Its sympathy also consists in exporting to the United States, through the intermediary of the Cedar Rapids Co., of which it is the sole stockholder, electricity at a lower rate, that is $12 per h.p.
Its sympathy is still further expressed by forcing the consumer to lend it money, which amounts, at present, to $800,000. Are you aware that a Montreal citizen can neither purchase gas nor electricity without first depositing $5 or $10.
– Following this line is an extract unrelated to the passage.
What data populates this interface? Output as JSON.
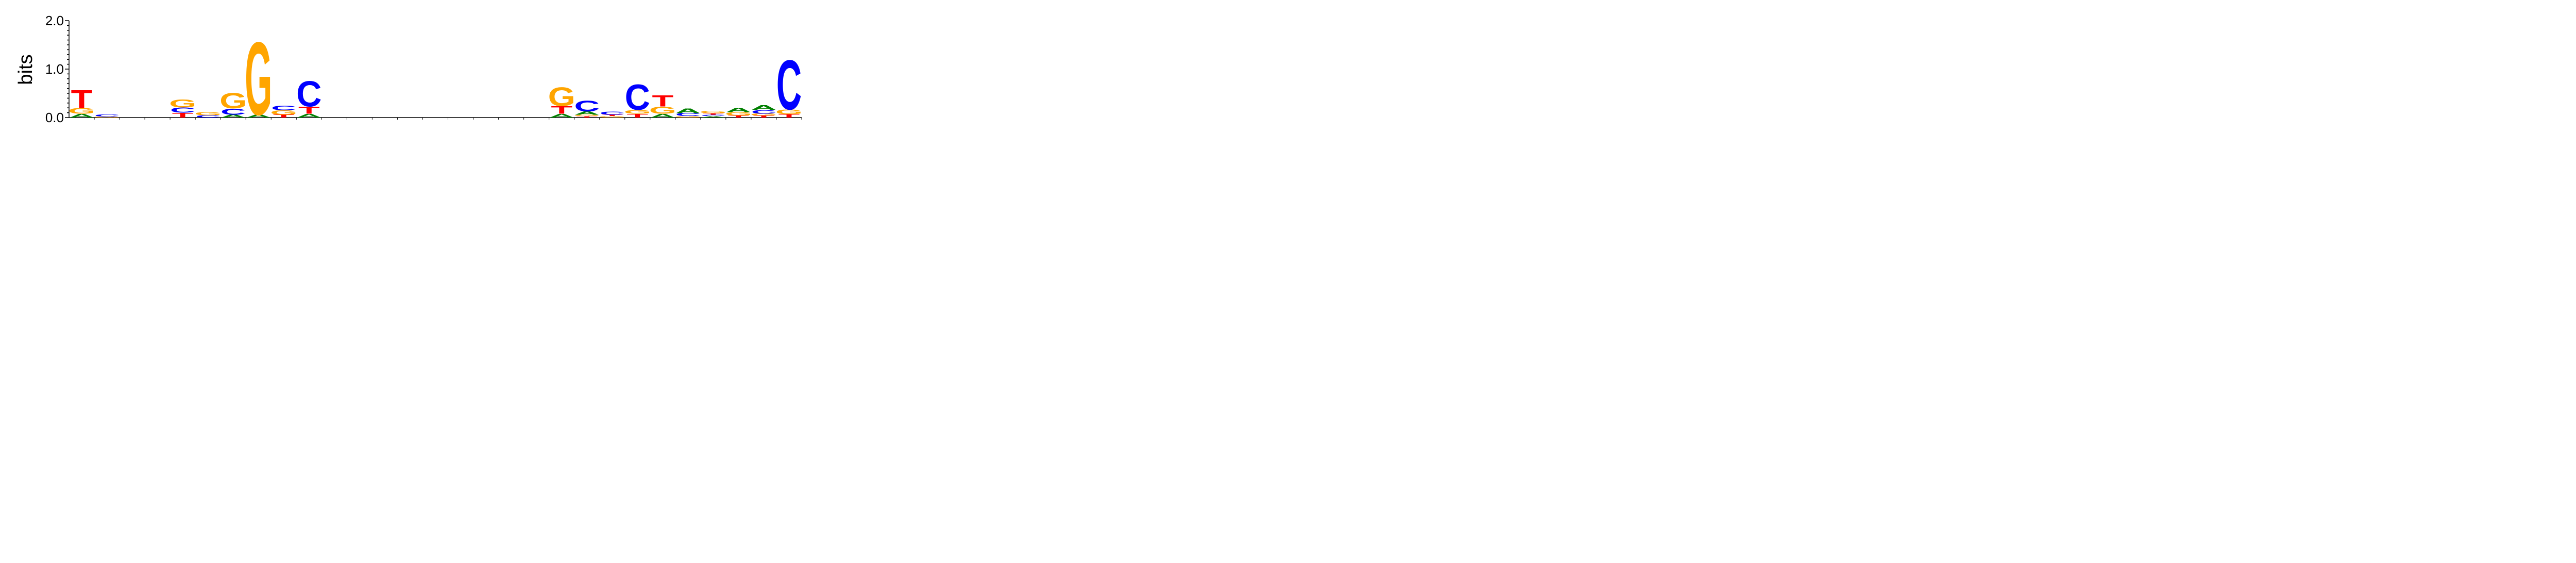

That is its sympathy for the poor consumer. This deposit remains there until the discontinuation of the service, that is to say until his death. And what interest is he paid? Three per cent not yearly, but only when the deposit is withdrawn. Instead of borrowing money at the rate of 5 per cent, it forces the consumer to lend it the money at 3 per cent, and if you figure out what $800,000 represents m interest, you may judge what amount it holds without interest at the expense of the poor consumer.
I think you will admit that Sir Herbert Holt and his company, the Montreal Light, Heat and Power, are not entitled to pass as benefactors to the consumer, and you will not be astonished that the Minister of Finance did not seriously consider their request. When the government collect in the way of taxes, a small part of the profits which the company makes, they remedy, in a slight measure, the injustice that the company does every day to the Montreal consumer.